Obra foi instalada na rótula da RS-509 com a Avenida Roraima. Brigada Militar / Divulgação

Um monumento em homenagem à Brigada Militar será inaugurado na tarde desta sexta-feira (22) em Santa Maria. A obra, feita pelo artista Paulo Christo, é uma iniciativa da própria corporação e foi abraçada por empresários e pela comunidade.  

A peça de aço é formada por imagens de policiais nas diferentes frentes de atuação, com uma arma longa, com um escudo, com crianças e o principal deles, em uma posição de destaque, está de braços abertos para a comunidade.
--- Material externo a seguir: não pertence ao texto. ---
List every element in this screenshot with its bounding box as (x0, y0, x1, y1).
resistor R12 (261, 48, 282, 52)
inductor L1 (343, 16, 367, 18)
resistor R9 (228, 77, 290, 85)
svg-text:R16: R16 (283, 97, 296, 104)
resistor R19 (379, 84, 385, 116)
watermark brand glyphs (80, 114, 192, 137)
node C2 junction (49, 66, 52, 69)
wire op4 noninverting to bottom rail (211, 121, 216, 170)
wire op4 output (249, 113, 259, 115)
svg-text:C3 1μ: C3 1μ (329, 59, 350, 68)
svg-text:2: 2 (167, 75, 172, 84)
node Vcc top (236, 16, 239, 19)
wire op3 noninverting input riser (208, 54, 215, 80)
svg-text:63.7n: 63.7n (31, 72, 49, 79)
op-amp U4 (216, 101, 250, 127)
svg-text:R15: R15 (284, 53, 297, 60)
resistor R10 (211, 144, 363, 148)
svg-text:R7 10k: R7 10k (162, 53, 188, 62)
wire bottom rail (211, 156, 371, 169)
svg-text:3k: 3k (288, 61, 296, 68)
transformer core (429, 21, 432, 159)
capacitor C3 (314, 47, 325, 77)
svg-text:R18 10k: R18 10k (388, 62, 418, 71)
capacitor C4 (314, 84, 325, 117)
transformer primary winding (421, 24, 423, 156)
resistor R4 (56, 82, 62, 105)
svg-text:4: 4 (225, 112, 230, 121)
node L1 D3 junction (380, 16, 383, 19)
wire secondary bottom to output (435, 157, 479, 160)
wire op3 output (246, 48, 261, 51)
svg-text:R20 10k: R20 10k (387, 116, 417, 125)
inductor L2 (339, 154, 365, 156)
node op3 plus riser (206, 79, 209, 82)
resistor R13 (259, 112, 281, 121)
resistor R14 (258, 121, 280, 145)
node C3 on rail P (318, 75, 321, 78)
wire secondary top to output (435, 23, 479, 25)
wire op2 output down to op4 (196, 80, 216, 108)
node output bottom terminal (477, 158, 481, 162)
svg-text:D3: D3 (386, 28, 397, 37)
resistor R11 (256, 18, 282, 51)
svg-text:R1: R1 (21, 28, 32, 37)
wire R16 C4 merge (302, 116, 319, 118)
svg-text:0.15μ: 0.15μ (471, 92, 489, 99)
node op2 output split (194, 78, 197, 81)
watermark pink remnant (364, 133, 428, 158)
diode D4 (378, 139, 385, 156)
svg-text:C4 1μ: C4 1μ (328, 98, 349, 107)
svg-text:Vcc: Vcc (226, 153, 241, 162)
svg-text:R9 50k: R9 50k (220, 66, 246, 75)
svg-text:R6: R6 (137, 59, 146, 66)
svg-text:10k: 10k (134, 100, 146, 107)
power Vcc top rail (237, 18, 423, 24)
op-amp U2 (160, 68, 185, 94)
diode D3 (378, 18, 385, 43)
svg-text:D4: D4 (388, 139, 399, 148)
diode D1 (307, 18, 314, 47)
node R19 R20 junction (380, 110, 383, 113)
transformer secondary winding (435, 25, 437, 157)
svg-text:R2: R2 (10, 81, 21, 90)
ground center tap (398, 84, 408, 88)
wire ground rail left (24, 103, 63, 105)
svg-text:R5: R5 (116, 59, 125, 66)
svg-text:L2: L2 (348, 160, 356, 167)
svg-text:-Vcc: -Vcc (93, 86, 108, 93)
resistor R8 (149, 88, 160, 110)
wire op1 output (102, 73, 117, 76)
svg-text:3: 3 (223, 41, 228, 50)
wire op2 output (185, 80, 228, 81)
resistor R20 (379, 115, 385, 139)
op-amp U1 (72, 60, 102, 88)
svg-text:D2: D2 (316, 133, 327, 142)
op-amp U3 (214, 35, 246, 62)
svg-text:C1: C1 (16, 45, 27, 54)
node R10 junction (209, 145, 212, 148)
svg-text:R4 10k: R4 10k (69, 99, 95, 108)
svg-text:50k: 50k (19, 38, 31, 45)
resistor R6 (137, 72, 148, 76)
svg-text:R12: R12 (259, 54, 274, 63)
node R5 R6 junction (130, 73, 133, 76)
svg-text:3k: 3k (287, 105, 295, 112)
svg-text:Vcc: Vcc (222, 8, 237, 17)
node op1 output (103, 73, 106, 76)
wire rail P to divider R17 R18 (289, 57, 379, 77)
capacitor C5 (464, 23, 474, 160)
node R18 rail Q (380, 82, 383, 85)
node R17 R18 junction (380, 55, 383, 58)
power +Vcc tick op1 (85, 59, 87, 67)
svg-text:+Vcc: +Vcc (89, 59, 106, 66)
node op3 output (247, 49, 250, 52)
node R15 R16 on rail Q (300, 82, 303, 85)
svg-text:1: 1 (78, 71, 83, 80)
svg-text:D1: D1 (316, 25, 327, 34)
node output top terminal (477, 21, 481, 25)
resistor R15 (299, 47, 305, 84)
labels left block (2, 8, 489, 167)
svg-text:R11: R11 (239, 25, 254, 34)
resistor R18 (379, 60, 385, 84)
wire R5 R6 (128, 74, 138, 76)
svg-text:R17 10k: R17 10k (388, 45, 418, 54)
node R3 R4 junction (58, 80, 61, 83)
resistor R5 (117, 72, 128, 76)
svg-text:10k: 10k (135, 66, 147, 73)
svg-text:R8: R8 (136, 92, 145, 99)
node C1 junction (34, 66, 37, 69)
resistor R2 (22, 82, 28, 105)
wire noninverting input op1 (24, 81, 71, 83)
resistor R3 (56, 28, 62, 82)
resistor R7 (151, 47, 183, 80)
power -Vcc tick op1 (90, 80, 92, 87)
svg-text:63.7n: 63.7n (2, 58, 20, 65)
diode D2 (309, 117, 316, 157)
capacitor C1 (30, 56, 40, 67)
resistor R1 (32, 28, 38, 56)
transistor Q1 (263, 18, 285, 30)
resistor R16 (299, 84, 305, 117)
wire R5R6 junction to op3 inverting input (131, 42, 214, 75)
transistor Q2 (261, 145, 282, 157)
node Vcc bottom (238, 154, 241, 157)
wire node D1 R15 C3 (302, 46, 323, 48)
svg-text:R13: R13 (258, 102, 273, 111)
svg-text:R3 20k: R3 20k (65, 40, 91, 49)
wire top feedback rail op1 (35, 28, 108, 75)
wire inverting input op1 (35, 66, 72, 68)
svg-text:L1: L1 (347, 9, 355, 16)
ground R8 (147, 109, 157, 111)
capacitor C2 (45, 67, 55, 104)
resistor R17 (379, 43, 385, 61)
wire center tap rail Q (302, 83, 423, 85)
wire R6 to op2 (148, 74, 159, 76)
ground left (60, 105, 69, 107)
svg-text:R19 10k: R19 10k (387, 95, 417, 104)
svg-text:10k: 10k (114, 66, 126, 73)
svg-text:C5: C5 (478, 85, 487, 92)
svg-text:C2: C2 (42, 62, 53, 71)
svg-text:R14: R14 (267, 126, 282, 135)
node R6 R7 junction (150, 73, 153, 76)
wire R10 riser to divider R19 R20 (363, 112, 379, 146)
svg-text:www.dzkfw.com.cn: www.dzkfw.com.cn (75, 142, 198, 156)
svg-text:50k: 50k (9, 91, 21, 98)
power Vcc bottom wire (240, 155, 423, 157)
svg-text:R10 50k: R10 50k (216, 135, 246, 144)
A obra está no canteiro central da rotatória da RS-509 com a Avenida Roraima, no bairro Camobi.  

A obra é chamada “Brigada Militar: Patrimônio do povo gaúcho”. Conforme o comandante da Brigada Militar na Região Central, coronel Cleberson Bastianello, ela representa a importância da instituição, já quase bicentenária no centro do Estado: 

— Uma homenagem feita em aço que vai se perdurar por séculos. É um reconhecimento, assim como a força da Brigada Militar, que é reconhecida no Rio Grande do Sul. É um monumento, uma obra de arte que representa toda a força e o empenho dos brigadianos e brigadianas na defesa do povo do Rio Grande do Sul a todo momento — ressalta o oficial.

A inauguração está marcada para 16h30min. A previsão é de que o tráfego no trecho sofra restrições entre as 15h e as 17h30min. A alternativa para quem estiver na região leste da cidade é trafegar pela RS-287.